= Pedro Bermúdez =

Spanish composer and chapel master

Pedro Bermúdez (1558–1605) was a Spanish composer and chapel master, who has been recognised as one of the most outstanding polyphonists in the New World, and who was active in Granada, Antequera, Cusco, Santiago de Guatemala (present-day Antigua Guatemala), and Puebla.

==Life==

Pedro Bermúdez was born 1558 in Granada, Spain. From an early age he was a choirboy in the cathedral of his home town, where he was taught by Santos de Aliseda. He later was a pupil of composition of Rodrigo de Ceballos (1530–81) at the Royal Chapel of Granada. In 1584, Bermúdez won the position of chapel master in Antequera, where he experienced continued strain and pressure from the church dignitaries, as he showed little inclination to teach the choirboys.

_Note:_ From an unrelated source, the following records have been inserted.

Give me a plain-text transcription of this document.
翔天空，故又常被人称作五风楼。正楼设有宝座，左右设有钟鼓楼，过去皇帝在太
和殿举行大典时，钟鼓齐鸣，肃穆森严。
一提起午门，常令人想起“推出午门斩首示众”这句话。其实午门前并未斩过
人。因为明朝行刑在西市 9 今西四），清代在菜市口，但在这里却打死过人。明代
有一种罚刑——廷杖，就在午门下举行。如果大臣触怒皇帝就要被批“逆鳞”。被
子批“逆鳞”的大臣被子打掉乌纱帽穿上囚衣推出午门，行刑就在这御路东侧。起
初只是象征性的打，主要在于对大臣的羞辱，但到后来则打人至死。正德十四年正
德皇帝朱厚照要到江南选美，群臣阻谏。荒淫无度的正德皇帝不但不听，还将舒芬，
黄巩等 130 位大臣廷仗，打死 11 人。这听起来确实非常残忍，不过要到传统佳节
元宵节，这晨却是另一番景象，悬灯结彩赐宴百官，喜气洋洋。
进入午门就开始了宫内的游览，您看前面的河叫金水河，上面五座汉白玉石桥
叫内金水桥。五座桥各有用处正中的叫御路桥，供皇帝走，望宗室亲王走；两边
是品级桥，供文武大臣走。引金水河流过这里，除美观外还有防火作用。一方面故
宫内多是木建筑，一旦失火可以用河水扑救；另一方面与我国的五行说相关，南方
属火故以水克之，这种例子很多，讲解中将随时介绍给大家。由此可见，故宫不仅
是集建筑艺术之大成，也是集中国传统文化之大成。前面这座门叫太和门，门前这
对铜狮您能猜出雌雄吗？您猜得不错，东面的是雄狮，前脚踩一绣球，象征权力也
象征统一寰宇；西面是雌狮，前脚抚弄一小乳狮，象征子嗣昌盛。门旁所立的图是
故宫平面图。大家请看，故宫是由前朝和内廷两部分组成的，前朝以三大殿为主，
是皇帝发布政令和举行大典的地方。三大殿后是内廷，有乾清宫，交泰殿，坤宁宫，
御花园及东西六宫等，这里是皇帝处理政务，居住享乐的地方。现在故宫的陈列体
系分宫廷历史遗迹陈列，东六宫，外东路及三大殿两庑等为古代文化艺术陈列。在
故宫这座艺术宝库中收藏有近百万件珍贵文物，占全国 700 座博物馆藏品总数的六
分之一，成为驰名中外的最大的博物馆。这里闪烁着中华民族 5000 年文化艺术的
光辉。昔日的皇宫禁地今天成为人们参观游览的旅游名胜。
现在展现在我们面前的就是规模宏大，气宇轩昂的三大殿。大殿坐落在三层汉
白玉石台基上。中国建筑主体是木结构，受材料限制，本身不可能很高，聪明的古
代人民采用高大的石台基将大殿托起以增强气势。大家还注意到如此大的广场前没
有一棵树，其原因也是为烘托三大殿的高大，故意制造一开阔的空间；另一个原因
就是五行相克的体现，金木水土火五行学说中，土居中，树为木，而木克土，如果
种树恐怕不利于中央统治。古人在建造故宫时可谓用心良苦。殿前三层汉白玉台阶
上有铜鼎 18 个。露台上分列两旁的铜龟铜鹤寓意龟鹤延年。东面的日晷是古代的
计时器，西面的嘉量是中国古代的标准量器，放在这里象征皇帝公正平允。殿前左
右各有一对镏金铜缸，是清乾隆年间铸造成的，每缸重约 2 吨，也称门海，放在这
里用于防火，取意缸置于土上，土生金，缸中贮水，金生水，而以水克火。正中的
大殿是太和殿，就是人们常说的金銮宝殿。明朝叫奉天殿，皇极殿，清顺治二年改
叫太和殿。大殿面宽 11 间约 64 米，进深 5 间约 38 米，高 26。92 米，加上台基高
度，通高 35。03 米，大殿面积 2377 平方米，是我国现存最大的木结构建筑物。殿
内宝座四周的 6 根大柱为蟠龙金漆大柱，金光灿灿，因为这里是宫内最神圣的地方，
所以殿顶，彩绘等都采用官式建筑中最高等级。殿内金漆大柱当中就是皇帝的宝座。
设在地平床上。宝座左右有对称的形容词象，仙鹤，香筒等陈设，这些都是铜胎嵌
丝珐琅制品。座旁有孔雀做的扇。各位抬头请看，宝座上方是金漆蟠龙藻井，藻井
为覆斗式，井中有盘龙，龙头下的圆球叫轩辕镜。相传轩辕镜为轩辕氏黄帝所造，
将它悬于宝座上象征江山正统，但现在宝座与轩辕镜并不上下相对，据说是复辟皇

After two years in that position he was dismissed following a fight with one of the choir singers. Returning to Granada, he became a singer in the Royal Chapel. In 1595 he was invited by Antonio de la Raya, newly appointed bishop of Cusco, Peru, to follow him to the New World and become the chapel master at the cathedral of that ancient Inca city, now under Spanish occupation. He commenced his activities in Cusco in September 1597. After only seven weeks, however, he took to the sea again, boarding a ship that sailed to Guatemala. In 1598 he was at the cathedral of Santiago de Guatemala, present-day Antigua Guatemala, where he composed most of his music. In 1603 he left Guatemala, invited by the chapter of the cathedral of Puebla, in New Spain, to become chapel master there. However, soon after his arrival his health declined, and he died towards the end of 1605 at the age of 47.

==Works==

All of the works of Pedro Bermúdez are sacred compositions on Latin texts of the Roman Catholic liturgy, for 4 to 8 voice unaccompanied chorus. With only one exception, the entirety of his musical output is extant in Guatemala City. Two of his Masses have survived: the Misa de Bomba, a parody Mass based on Mateo Flecha's (c. 1481-c.1553) choral composition Ensalada "La bomba", and the Misa de feria, to be sung during penitential times. The Guatemalan choir books also preserve a collection of hymns for vespers and compline of different liturgical occasions, the psalm Miserere mei, 2 lamentations, and 3 passions for Holy Week.

The works of Pedro Bermúdez reveal an impressive and imaginative command of 16th century counterpoint. They also reflect the high quality of cathedral music in the New World, which was at the same level with liturgical music in Spanish and other European cathedrals.